Mark Pilgrim wrote about the problem of format obsolescence back in 2006. I found his experiences echoed more recently by Paul Glister, author of the superb Centauri Dreams, one of my favourite websites. He usually concerns himself with challenges on an even longer timescale, like the construction of a feasible means of interstellar travel but he gives a welcome long zoom perspective on digital preservation in Burying the Digital Genome, pointing to a project called PLANETS: Preservation and Long-term Access Through Networked Services.
Their plan involves the storage, not just of data, but of data formats such as JPEG and PDF: the equivalent of a Rosetta stone for our current age. A box containing format-decoding documentation has been buried in a bunker under the Swiss Alps. That’s a good start.

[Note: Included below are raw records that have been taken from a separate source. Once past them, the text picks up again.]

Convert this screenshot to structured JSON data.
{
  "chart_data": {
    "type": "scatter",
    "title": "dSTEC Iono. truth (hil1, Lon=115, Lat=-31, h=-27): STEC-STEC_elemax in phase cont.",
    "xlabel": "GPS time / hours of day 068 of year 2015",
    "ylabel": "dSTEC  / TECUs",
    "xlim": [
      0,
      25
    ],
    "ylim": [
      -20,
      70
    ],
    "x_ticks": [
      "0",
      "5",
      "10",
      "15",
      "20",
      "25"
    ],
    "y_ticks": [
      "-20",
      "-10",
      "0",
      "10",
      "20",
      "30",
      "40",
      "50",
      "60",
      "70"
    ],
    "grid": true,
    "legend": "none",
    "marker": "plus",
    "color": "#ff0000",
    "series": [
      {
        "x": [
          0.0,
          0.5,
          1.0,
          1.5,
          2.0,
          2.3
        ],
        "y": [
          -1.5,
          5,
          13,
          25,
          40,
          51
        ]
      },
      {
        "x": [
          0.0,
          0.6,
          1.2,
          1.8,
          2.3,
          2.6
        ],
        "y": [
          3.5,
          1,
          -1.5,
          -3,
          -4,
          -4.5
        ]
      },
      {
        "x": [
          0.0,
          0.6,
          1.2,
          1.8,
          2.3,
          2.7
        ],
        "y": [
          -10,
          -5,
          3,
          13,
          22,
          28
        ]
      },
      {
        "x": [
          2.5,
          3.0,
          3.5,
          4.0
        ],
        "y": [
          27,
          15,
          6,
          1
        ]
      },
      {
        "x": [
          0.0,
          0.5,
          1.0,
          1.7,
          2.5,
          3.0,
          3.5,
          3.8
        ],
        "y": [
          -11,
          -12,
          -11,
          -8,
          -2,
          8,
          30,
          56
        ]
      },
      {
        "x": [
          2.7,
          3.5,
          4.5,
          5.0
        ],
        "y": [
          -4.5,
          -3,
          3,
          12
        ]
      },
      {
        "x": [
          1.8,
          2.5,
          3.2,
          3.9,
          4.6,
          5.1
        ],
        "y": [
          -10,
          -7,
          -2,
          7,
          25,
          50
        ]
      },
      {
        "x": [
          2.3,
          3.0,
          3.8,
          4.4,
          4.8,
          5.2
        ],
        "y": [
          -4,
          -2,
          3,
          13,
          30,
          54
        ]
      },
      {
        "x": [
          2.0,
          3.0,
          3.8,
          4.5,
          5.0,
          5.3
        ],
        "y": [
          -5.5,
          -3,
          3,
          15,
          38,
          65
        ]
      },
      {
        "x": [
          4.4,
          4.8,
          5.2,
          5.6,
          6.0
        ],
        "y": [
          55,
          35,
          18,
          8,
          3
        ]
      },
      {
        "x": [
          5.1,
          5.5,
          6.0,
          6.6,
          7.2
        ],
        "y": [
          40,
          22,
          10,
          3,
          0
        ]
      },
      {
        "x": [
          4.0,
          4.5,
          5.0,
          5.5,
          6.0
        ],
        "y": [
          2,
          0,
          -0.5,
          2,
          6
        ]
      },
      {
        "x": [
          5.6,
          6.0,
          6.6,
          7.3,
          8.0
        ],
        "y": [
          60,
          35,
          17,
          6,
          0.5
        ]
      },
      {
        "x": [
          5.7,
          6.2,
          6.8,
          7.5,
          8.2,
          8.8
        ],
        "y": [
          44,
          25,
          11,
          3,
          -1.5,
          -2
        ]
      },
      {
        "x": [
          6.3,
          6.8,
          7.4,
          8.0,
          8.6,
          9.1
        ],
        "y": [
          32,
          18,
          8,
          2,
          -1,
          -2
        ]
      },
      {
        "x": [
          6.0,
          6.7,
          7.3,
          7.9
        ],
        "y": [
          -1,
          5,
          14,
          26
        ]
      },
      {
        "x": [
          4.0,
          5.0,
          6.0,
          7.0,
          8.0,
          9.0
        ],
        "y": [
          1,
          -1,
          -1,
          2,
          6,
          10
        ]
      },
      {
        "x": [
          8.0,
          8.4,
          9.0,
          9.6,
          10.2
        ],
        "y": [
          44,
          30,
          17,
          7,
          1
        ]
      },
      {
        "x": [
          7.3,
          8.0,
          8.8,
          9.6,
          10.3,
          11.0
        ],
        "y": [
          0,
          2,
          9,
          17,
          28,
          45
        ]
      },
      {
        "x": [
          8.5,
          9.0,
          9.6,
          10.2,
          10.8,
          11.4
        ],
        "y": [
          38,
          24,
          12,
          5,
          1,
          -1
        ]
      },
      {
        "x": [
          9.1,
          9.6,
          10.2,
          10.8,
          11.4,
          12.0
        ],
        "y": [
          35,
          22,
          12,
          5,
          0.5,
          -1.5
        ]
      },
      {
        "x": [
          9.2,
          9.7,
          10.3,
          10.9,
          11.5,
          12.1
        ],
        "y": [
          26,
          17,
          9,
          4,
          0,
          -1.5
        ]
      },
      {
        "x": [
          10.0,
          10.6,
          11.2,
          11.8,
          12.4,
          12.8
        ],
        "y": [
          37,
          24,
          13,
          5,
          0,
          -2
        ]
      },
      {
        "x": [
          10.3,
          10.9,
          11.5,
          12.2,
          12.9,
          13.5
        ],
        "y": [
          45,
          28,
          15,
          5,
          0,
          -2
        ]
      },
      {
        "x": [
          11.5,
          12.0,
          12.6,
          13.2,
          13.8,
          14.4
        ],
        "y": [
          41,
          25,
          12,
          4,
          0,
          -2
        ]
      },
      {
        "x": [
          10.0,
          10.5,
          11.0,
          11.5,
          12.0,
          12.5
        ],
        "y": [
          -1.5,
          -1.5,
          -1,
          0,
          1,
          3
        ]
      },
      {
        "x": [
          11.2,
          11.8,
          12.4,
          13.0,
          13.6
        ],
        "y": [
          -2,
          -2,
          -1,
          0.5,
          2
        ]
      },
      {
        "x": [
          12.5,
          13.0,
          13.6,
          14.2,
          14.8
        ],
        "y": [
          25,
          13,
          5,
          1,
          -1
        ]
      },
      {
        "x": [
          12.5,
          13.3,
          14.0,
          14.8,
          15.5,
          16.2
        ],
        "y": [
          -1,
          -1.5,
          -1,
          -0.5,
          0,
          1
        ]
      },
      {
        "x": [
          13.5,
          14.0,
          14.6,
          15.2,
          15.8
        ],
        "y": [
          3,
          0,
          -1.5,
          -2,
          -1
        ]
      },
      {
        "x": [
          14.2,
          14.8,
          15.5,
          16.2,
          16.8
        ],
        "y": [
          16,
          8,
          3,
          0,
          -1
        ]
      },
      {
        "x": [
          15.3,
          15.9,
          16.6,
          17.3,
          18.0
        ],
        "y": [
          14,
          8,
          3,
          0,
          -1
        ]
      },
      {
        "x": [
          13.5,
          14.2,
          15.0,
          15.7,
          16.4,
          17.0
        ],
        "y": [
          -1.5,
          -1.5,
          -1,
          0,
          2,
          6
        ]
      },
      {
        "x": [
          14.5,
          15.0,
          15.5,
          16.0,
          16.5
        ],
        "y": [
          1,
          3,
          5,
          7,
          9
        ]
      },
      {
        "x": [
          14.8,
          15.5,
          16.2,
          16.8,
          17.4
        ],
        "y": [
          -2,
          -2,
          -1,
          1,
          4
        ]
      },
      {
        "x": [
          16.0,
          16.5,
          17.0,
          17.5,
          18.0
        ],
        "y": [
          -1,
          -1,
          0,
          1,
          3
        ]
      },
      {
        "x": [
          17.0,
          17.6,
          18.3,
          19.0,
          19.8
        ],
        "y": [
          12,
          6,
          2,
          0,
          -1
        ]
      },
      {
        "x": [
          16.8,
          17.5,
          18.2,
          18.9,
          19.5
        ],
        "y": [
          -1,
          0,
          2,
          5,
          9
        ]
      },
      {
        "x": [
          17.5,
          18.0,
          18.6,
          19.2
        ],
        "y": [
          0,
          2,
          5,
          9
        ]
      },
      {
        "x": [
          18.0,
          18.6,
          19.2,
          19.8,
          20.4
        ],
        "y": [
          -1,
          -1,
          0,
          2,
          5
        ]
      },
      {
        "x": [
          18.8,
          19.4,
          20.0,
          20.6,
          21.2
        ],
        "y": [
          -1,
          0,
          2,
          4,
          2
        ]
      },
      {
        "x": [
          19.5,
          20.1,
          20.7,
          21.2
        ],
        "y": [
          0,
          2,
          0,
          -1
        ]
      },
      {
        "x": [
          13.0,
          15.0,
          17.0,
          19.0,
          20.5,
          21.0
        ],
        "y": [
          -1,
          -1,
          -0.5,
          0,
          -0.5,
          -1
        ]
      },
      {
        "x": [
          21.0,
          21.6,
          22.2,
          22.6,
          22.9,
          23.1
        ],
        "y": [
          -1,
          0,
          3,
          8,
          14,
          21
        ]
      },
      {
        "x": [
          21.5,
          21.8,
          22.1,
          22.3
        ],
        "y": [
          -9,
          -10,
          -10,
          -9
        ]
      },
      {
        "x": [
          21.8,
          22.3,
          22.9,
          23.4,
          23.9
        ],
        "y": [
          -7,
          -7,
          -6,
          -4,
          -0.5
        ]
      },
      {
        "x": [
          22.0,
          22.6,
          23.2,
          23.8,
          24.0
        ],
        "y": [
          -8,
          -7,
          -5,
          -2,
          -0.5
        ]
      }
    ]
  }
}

David Eagleman recently gave a talk for The Long Now Foundation entitled Six Easy Steps to Avert the Collapse of Civilization. Step two is
Don’t lose things:
As proved by the destruction of the Alexandria Library and of the literature of Mayans and Minoans, “knowledge is hard won but easily lost.”
I’m worried that we’re spending less and less time thinking about the long-term future of our data, our culture, and ultimately, our civilisation. Currently we are preoccupied with The Long Now Foundation and Tau Zero Foundation offer a much-needed sense of perspective.
As with that other great challenge of our time—the alteration of our biosphere through climate change—the first step to confronting the destruction of our collective digital knowledge must be to think in terms greater than the local and the present.